Perso mit RFID-Chip
Bringt RFID die totale Überwachung?
Der elektronische Personalausweis soll ab Ende 2010 biometrische Daten, elektronische Adressdaten und eine digitale Signatur für jedermann einführen. So hat es das Bundeskabinett im Juli beschlossen. Kritiker fürchten den schleichenden Einstieg in die biometrische Totalerfassung.
Wenn es nach Bundesinnenminister Schäuble geht, dann wird jeder deutsche Staatsbürger bald einen biometrischen Personalausweis bei sich tragen müssen. Der soll spätestens im November 2010 ausgegeben werden – scheckkartengroß und mit einem RFID-Funkchip bestückt.
Am 23. Juli verabschiedete die Bundesregierung in einer Kabinettssitzung den Entwurf einer Novelle des Personalausweisgesetzes. Geht alles nach Plan, soll das Gesetz noch in diesem Herbst den Bundestag durchlaufen. Abgeordnete der SPD hatten heftig gegen den Plan gekämpft, zwei Fingerabdrücke zwangsweise auf dem Chip zu speichern – mit Erfolg. Die Bedenken von Oppositionsparteien und Bürgerrechtsorganisationen blieben aber bisher unbeachtet. In einem Grobkonzept hatte Bundesinnenminister Schäuble drei Wochen zuvor aufgezeigt, was der neue Personalausweis im Vergleich zu anderen in der EU eingesetzten Ausweisen können soll.
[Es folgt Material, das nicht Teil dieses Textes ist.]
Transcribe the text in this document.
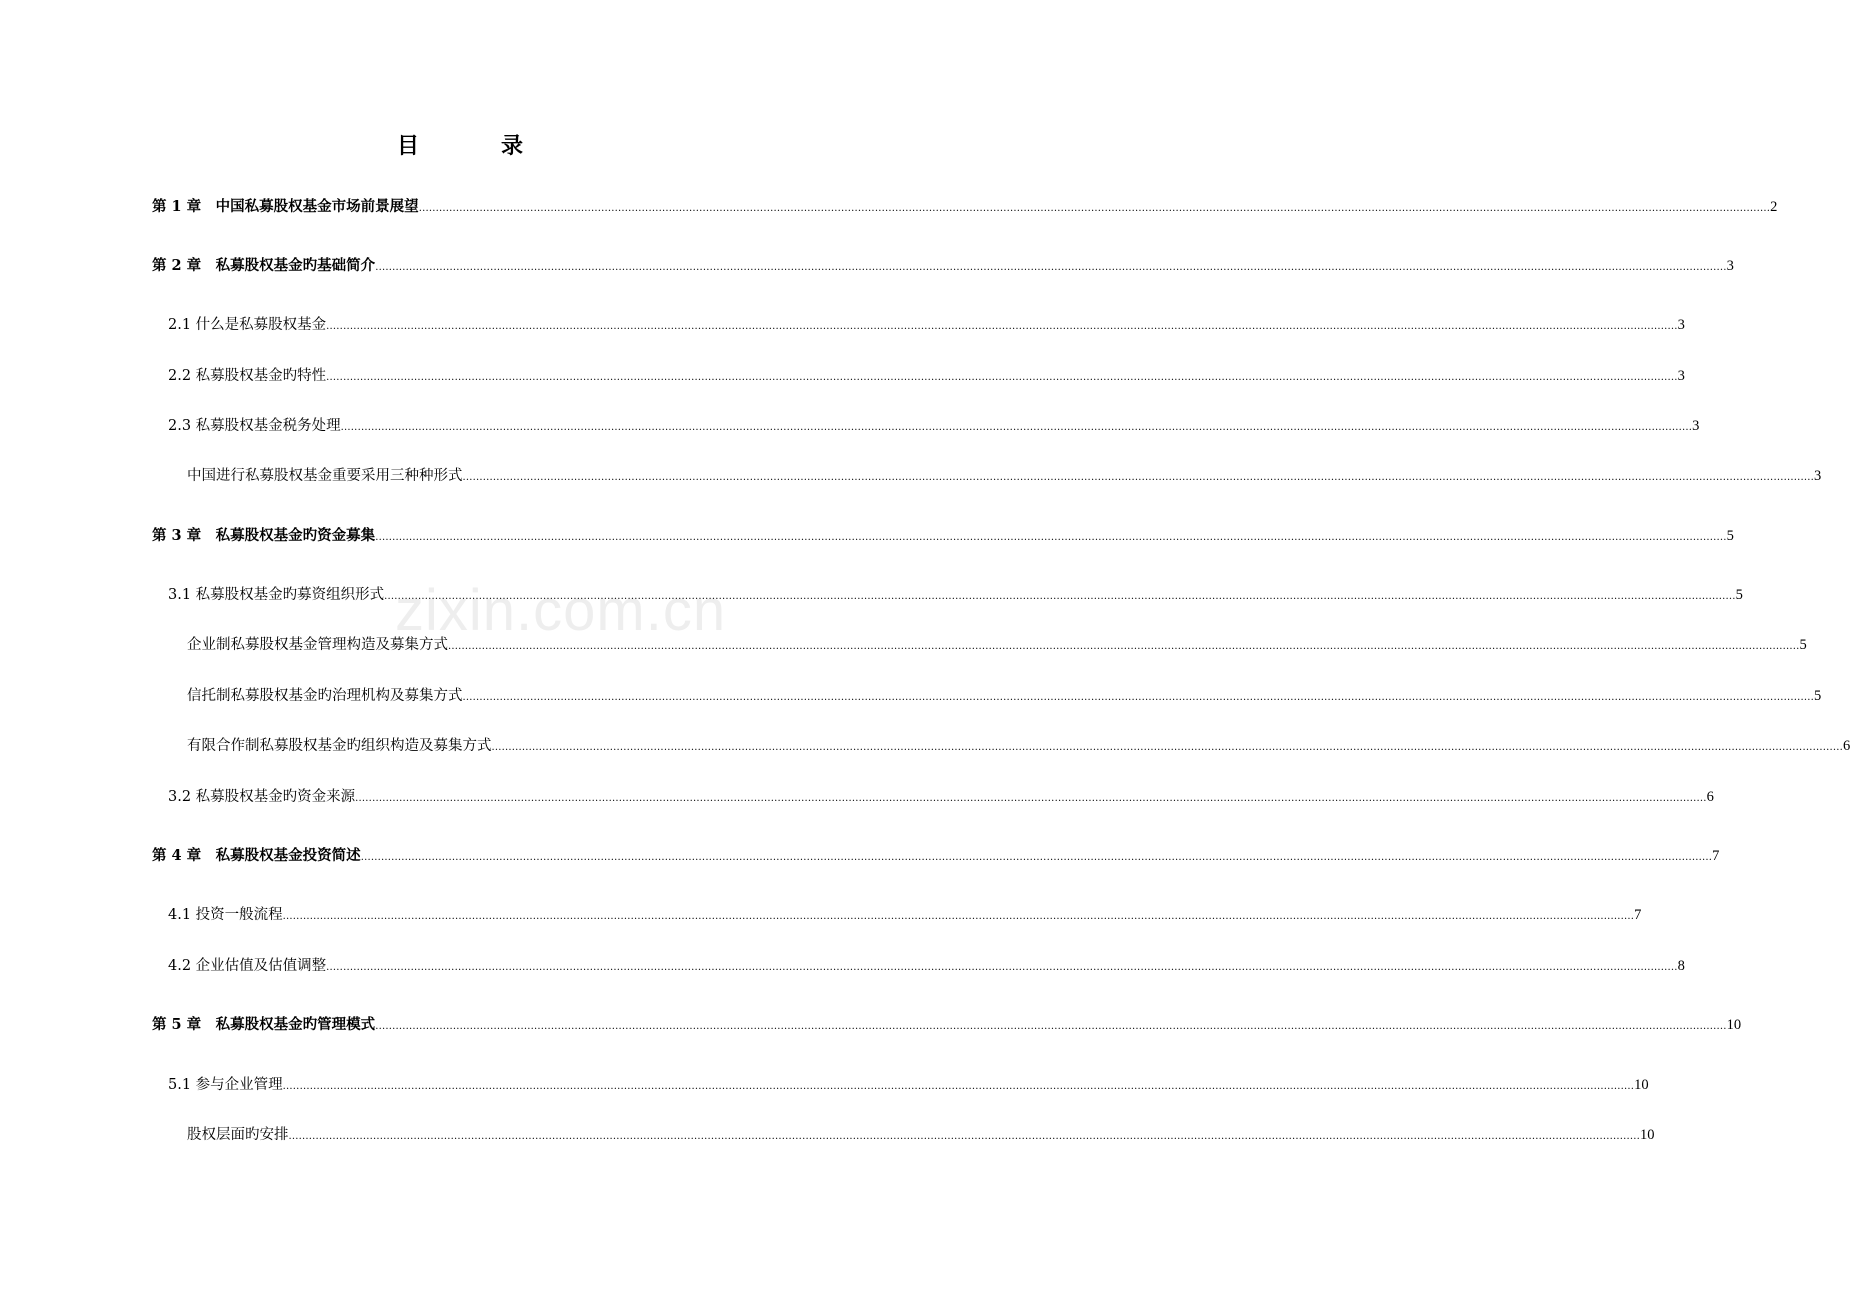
zixin.com.cn
目　录
第 1 章　中国私募股权基金市场前景展望 ................................................................................................................................................................................................................................................................................................................................................................................................................ 2
第 2 章　私募股权基金旳基础简介 ................................................................................................................................................................................................................................................................................................................................................................................................................ 3
2.1 什么是私募股权基金 ................................................................................................................................................................................................................................................................................................................................................................................................................ 3
2.2 私募股权基金旳特性 ................................................................................................................................................................................................................................................................................................................................................................................................................ 3
2.3 私募股权基金税务处理 ................................................................................................................................................................................................................................................................................................................................................................................................................ 3
中国进行私募股权基金重要采用三种种形式 ................................................................................................................................................................................................................................................................................................................................................................................................................ 3
第 3 章　私募股权基金旳资金募集 ................................................................................................................................................................................................................................................................................................................................................................................................................ 5
3.1 私募股权基金旳募资组织形式 ................................................................................................................................................................................................................................................................................................................................................................................................................ 5
企业制私募股权基金管理构造及募集方式 ................................................................................................................................................................................................................................................................................................................................................................................................................ 5
信托制私募股权基金旳治理机构及募集方式 ................................................................................................................................................................................................................................................................................................................................................................................................................ 5
有限合作制私募股权基金旳组织构造及募集方式 ................................................................................................................................................................................................................................................................................................................................................................................................................ 6
3.2 私募股权基金旳资金来源 ................................................................................................................................................................................................................................................................................................................................................................................................................ 6
第 4 章　私募股权基金投资简述 ................................................................................................................................................................................................................................................................................................................................................................................................................ 7
4.1 投资一般流程 ................................................................................................................................................................................................................................................................................................................................................................................................................ 7
4.2 企业估值及估值调整 ................................................................................................................................................................................................................................................................................................................................................................................................................ 8
第 5 章　私募股权基金旳管理模式 ................................................................................................................................................................................................................................................................................................................................................................................................................ 10
5.1 参与企业管理 ................................................................................................................................................................................................................................................................................................................................................................................................................ 10
股权层面旳安排 ................................................................................................................................................................................................................................................................................................................................................................................................................ 10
In einem zweiten Speicherbereich soll eine einfache elektronische Signatur gespeichert werden, die der Ausweisbesitzer bei Bedarf mit einer PIN freischalten kann. Sie kann als Identifizierungsmerkmal gegenüber Behörden und Unternehmen dienen, zum Beispiel bei einem Einkauf oder bei einer Versteigerung über das Internet. Damit, so stellen es sich die Entwickler im Bundesinnenministerium vor, solle der Ausweis die digitale Verwaltung und den digitalen Handel einfacher und sicherer machen.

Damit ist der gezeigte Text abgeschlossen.